CBRE believes that, amid an investment deals pipeline quite consistent, the year’s total investment volume could surpass the 2021 volume.
“The pipeline of activity for 2022 remains very strong, and we are certainly seeing the premises for one of Romania’s strongest years in terms of transactional volume. The outlook for 2023 is more mixed, as the ongoing interest rate hikes have a downward effect on liquidity Even in this context, Romania’s high yields by regional standards are acting as a buffer to safeguard activity,” says Mihai Pătrulescu, Head of Investment Properties at CBRE Romania.
Bucharest’s modern office stock reached 3.30 million sqm at the end of H1 2022, as four office projects with approximately 100,000 leasable sqm were delivered. The Center-West area of the city represents almost 60% of the new supply, as two projects – Sema Park II – Oslo & London building (31,500 leasable sqm) and AFI Tech Park 2 (24,500 leasable sqm) – were added to stock.
Another 41,400 sqm in two office buildings will be added to the city’s modern stock by the end of the year. 83% of the total area to be delivered will be added to the Center-West area’s stock in one building – One Cotroceni – phase 2, with a GLA of 34,500 sqm.

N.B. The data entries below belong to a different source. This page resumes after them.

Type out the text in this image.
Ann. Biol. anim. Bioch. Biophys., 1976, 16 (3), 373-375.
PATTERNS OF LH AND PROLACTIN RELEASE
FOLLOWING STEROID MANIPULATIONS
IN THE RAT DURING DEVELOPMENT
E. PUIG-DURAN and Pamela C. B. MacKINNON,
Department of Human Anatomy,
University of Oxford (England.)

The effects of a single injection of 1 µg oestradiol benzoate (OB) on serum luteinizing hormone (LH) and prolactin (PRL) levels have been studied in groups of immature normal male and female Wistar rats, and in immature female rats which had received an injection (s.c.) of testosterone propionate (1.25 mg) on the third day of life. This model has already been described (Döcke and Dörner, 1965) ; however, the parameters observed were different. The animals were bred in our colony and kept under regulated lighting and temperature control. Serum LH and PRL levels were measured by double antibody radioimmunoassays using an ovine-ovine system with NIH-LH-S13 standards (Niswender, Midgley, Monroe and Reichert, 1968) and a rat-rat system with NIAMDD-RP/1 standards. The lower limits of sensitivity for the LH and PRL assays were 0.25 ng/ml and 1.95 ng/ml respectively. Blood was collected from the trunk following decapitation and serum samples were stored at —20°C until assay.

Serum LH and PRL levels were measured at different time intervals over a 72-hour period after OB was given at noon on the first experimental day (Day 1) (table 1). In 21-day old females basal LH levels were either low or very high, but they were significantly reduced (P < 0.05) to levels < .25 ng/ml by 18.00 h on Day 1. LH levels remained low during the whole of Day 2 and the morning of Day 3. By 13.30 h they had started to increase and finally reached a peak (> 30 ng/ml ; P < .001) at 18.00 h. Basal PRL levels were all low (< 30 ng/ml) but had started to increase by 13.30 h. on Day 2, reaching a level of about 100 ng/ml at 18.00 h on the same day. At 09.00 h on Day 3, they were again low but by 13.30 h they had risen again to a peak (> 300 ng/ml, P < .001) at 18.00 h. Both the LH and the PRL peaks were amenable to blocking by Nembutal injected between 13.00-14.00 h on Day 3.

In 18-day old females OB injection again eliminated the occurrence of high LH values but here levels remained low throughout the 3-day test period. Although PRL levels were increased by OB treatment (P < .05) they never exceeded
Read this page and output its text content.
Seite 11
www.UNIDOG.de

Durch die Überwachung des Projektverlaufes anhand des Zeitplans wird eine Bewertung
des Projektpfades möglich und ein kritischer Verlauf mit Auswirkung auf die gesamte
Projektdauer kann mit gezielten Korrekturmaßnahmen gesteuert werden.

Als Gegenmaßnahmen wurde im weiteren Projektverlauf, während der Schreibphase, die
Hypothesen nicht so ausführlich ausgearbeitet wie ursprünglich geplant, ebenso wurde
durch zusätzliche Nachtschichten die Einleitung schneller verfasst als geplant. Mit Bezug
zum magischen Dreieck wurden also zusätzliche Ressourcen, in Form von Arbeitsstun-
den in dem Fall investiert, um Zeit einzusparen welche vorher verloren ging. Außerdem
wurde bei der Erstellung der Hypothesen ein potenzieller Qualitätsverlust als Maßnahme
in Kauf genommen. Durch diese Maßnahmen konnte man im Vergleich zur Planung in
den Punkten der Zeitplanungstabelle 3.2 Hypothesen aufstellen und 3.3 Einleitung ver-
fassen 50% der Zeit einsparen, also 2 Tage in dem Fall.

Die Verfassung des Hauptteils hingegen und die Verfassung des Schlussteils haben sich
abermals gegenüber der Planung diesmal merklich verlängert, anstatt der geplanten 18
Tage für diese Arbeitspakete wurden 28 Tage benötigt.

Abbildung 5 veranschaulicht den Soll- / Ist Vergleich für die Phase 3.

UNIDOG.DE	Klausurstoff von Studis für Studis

According to the same source, between January and June, the total office leasing activity in Bucharest reached 132,500 sqm, 18% higher than in the same period of 2021. The total transactions excluding renewal/renegotiation represented 70% of the total leasing activity and were 60% higher than in H1 2021.
The largest transaction was concluded by Booking Holdings, which leased 9,000 sqm in U-Center Campus phase 1. Another important transaction is the lease of 6,500 sqm in Immofinanz’s office building, Victoria Park by Leventer Hospital.
At the end of Q2, Bucharest’s modern office stock recorded a vacancy rate of 13.9%, similar to the level from the end of the previous quarter. When analyzing exclusively class A office schemes, the vacancy rate drops to 11.7% in H1 2022.